In practice we cannot rely on linking them because we should expect that parathreads will live in isolation for a while as these more complex scheduling topics are worked out. I believe that the best route would be to design a controller for the prices of parathread slots in isolation and then expand from there.

Yes, I think this is quite likely. For instance, it could be possibly be used for MEV. Let’s say there’s an incoming queue of messages which is too long to process in a single block but long enough to process in 2 blocks. Then let’s say there’s a message in the latter part of that queue which exposes an arbitrage opportunity. Then a parachain collator might ‘boost’ the parachain for a single block in order to harvest the arbitrage by authoring two blocks at the same time.

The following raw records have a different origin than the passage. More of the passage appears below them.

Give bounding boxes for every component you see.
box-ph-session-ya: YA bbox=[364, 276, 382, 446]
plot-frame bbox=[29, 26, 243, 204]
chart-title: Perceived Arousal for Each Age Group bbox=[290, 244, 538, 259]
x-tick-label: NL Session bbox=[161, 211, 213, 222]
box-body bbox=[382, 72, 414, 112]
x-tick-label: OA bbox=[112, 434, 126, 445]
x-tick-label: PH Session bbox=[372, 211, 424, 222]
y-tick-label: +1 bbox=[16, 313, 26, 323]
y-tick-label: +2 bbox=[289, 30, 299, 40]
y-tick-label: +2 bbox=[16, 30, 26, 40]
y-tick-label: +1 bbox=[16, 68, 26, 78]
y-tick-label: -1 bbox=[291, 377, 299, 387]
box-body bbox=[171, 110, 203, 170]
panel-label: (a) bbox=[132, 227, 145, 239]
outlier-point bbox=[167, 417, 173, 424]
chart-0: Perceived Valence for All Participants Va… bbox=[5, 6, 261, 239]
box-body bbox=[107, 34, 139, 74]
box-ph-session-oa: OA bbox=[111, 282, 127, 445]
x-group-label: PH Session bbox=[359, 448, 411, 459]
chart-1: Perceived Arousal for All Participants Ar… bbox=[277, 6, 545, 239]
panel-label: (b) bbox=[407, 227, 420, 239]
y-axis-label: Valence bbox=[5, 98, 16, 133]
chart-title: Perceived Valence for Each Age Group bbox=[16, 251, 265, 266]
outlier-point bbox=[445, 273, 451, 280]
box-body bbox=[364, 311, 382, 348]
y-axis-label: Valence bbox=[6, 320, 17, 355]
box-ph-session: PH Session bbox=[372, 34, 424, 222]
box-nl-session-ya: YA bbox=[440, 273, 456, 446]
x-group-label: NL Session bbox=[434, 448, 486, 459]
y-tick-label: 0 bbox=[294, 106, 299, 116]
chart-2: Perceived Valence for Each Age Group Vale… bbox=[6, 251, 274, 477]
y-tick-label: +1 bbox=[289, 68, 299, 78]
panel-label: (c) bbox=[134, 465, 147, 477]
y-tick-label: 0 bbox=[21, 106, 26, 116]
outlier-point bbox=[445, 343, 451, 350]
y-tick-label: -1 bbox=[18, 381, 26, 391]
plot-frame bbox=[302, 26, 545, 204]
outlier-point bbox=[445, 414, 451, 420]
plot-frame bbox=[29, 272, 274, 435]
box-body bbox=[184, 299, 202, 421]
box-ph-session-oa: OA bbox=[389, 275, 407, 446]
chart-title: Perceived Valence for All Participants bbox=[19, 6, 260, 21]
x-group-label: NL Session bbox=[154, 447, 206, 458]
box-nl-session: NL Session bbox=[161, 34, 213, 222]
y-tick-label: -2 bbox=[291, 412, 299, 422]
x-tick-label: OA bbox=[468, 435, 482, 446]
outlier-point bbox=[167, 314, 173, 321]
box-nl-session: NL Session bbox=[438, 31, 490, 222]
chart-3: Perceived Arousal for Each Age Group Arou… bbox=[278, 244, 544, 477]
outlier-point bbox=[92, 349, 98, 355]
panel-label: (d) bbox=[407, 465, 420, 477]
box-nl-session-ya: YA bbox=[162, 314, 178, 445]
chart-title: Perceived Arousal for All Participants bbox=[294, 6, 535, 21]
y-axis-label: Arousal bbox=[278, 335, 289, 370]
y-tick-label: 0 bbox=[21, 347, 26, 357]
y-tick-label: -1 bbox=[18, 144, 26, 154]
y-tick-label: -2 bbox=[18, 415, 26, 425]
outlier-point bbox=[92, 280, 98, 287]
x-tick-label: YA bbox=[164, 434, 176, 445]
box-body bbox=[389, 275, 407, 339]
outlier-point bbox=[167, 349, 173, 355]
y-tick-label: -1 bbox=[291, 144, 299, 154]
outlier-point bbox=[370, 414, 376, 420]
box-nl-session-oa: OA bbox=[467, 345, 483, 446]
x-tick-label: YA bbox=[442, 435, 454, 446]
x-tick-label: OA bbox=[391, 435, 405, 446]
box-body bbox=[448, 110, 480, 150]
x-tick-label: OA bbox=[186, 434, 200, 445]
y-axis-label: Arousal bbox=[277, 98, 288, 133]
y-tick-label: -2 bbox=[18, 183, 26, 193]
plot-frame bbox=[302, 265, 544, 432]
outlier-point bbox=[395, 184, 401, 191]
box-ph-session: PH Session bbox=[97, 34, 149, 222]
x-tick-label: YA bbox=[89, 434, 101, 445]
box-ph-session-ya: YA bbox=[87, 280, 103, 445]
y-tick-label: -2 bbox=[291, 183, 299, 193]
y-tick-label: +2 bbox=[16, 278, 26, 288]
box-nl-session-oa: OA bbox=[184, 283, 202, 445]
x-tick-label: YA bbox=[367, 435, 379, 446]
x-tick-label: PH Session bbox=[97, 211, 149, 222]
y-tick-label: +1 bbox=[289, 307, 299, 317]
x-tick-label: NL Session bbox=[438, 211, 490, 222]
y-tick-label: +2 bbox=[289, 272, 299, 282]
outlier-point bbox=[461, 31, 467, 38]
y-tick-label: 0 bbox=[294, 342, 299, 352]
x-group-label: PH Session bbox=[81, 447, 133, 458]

This is a hypothetical; in general I’d assume that demand is linked not just because of this use-case but also because we cannot predict all use-cases of both services.

Do we assume that parathreads and parachains are hit by common demand shocks for cores, or are their business models sufficiently differentiated so that their demand is uncorrelated?

I think it’s best to assume that out of the broader universe of parathreads which are registered and could purchase a claim, some wil overlap will any demand shock that a parachain experiences.

Also, conceptually, there should be no difference between parathreads and parachains. The only difference is the number of long-term reserved cores that they have. I believe that it should be possible for parathreads to also participate in any kind of short-term core auctions we’d come up with.

Fair enough. I agree. So, basically, that means finding a function that takes current demand for parathread blocks and outputs a price in a reasonable manner? I guess we could also define some parameters of the function that can be adapted through governance. (I would think it is a very hard problem to get the parameters right in the first place, without knowing how the demand dynamics actually pan out.)

Yes, that seems reasonable. I think it’s a good idea to leave as many parameters up to governance as possible, and to expect that any initial solution without real-world data will only be directionally correct, which is acceptable.

This is getting off-topic, but one possible application of ‘Parachain Boost’ short-term slots would be for Ephemeral Chains - parathreads which are spun up with a runtime, perhaps comprising a single pallet, and which reserve 1 or more cores for a short period (an hour, a day, a week). This chain can handle some large computation or operation and then terminate. Other chains would be able to read the result from the final header produced by the ephemeral chain.